Standing by the foot of the bridge on the Minnesota side, Sgt. Wayne Stow was directing traffic. He'd been there since 6 a.m Saturday answering lots of questions.
"After the weekend, they may make a revision and change it, but for now they want it open, but they said no trailers," Stow said.
"No trailers at all," a driver asked.
"Right," Sgt. Stow responded.
"Okay, thank you," said the driver.
The officer tells a disappointed man he can't take his trailer over the bridge, but still, Stow says most drivers are relieved.
"Everybody is just happy to be able to move from one side to the other without having to drive an extra hour round trip," he said.
The assigned detours are both about 30 miles farther along the river. That's a long way for the more than 11,000 cars and trucks that use the bridge every day.
But after reinspecting the 32 corroded gusset plates, transportation officials felt the bridge was safe enough to reopen to passenger cars. The bridge remains closed to trucks and all vehicles over eight and a half feet high. Pedestrians and bicycles are also banned, so the walkway can be repaired.
This was not news to Winona resident Katie Mae.
"When I would go underneath it, it definitely felt like there were loud noises, and it shook a lot, and we used to joke, 'Oh they better close this bridge,' so it's a little weird that it's open again to cars," she said.
Mae says she's happy to hear the bike path will be fixed up, but says she is confident the state would not have reopened the bridge if it wasn't safe.
The Winona bridge was originally scheduled for replacement in 2017. But after the state passed a new transportation funding bill this session, the timeline was likely to be rushed. Its unclear how this new repair will impact that plan.
Closing the bridge cost the city of Winona about $95,000 just for the first week. Officials are still figuring out how much the truck detour could cost the Port of Winona, which handles a lot of traffic from Wisconsin.
The mayor of Winona told Minnesota Public Radio he worries that companies might bypass the port altogether to avoid paying for costly detours.

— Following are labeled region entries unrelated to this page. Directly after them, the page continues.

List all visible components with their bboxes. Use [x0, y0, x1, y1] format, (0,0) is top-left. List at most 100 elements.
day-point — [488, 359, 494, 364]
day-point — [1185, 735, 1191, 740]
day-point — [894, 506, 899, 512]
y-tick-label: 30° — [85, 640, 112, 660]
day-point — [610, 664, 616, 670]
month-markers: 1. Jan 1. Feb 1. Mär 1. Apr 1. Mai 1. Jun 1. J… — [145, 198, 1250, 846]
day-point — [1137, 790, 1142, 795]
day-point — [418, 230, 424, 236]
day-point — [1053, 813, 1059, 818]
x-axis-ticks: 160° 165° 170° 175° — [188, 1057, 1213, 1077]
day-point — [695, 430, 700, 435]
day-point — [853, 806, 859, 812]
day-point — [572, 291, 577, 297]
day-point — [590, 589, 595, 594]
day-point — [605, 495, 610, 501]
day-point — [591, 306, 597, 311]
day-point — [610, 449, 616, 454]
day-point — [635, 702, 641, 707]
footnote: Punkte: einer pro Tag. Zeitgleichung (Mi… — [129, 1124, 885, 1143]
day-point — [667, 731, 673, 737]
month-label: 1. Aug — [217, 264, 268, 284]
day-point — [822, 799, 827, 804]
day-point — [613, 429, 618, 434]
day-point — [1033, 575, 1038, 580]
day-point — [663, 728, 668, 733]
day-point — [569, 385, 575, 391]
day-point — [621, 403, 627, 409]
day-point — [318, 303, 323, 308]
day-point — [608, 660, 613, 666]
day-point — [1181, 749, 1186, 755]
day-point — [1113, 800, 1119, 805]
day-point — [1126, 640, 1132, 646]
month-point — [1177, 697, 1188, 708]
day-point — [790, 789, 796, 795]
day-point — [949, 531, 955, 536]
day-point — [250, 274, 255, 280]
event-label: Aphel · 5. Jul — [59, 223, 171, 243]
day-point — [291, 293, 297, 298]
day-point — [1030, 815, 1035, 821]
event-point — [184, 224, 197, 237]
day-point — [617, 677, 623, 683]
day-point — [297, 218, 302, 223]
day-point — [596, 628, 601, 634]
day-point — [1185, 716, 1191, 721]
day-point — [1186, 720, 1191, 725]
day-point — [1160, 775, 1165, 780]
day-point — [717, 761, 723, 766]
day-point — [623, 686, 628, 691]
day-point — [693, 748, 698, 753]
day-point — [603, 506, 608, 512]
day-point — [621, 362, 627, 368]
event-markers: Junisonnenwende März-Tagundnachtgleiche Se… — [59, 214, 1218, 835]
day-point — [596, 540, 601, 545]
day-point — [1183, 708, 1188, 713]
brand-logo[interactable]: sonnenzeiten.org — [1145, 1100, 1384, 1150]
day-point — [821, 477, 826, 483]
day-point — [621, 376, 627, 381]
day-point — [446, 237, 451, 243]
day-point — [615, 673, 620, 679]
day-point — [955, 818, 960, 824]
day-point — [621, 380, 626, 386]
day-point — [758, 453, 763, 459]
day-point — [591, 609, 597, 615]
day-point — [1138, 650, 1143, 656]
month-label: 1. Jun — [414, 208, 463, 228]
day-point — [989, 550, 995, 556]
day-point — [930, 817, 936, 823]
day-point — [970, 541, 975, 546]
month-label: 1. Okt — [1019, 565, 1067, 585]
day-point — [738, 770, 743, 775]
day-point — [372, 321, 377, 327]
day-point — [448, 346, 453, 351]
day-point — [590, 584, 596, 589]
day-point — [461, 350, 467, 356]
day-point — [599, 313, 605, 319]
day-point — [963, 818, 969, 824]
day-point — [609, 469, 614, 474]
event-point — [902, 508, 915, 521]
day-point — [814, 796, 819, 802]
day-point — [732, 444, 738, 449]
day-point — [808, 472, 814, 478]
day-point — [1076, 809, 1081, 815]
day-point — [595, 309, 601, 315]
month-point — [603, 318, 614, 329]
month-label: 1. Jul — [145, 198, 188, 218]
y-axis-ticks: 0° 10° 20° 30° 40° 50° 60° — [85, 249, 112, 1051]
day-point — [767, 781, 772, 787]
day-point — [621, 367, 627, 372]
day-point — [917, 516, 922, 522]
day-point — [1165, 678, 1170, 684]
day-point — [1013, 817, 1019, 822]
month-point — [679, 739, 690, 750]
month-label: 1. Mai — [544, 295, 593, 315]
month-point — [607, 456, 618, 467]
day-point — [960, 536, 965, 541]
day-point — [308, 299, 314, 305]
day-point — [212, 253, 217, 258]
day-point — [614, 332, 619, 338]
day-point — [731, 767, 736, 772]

But officials aren't the only ones worried about the impact on business. Liz Haywood says her business was down about 20 percent a day during the bridge closure. She manages the Bluff Country Coop in downtown Winona. About a third of the store's business comes from the Wisconsin side of the bridge.
"Once people found that they were having to add another couple of hours or even an hour to their day of travel, you know, finding a grocery store that was on the beaten path was really important for their lives," she said. "So they were going to the places on the highway and not in the downtown. They were not doing their normal shopping patterns."
Haywood says the store uncorked a bottle of champagne Saturday to celebrate the bridge's reopening.
Transportation officials are expected to complete their bridge analysis later this week. After that, MnDOT will begin accepting bids for the repair.